The global number of electric plug-in cars topped 1 million in 2015. It passed 2 million in 2016. This shows that both the rate of increase and total number sold are increasing at the same time. The two largest markets for these vehicles are China and the U.S., the two largest automotive markets. In terms of share of vehicles on the road Norway leads with a 30% share of vehicles that are electric only, followed by the Netherlands at 6.4% and 3.4% in Sweden.
My forecast is that by 2030, the U.S. percentage of electric only cars will be more than 30% and electric and hybrids combined will be more than 75%.
History has shown that, through time, new technologies drop dramatically in cost. By 2020, most electric plug-ins will have brought innovation and scale so they are price competitive at point of purchase and much less expensive when the cost of gas is factored in, regardless of that cost. Battery costs will drop significantly by 2020.
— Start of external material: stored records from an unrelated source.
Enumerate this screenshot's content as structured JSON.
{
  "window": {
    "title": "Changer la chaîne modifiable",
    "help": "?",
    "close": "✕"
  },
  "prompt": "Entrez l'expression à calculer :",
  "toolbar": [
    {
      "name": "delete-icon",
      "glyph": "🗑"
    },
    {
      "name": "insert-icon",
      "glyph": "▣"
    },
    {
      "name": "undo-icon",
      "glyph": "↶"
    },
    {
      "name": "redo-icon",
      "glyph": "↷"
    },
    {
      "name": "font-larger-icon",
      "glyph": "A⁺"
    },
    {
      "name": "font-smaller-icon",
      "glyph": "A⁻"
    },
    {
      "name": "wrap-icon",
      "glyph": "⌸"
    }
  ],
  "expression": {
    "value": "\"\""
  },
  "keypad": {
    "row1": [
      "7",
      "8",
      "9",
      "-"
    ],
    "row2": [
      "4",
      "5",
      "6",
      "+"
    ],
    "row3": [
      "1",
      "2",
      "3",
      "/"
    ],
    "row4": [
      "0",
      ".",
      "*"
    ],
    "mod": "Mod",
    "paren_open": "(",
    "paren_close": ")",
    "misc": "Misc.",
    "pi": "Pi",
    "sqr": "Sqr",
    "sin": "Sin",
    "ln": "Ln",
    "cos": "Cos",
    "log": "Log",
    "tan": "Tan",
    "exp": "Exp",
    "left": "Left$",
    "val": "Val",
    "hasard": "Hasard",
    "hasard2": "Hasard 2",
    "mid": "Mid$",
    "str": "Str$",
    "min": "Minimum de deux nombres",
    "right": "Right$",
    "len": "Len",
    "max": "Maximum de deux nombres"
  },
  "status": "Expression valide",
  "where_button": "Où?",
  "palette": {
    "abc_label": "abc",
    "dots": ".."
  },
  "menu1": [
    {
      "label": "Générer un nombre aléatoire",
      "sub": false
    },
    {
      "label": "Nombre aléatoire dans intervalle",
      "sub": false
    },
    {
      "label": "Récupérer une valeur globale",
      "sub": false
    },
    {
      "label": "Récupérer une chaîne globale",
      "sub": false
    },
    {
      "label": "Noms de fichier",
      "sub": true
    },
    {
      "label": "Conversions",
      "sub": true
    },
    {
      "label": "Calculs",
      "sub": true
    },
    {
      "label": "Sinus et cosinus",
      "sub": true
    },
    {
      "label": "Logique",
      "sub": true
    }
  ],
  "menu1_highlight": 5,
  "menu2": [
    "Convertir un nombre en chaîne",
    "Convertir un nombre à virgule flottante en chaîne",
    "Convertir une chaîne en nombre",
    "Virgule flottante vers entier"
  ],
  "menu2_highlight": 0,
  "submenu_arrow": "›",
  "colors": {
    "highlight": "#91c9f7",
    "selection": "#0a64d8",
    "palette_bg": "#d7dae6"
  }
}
An additional force that will affect the sales of electric cars is the potential for a carbon tax. The carbon tax, implemented at the time of entry into the economy, will increase prices of gasoline. Yes, in the Republican model, the revenues get redistributed to the citizenry to offset higher costs, but it will also both increase the cost of gas and make it clear that the redistribution of tax revenues will most benefit those who use less fossil fuels for energy.
We have past the dawn and are now moving toward mid-morning relative to electric cars having their day. This day could not have come soon enough!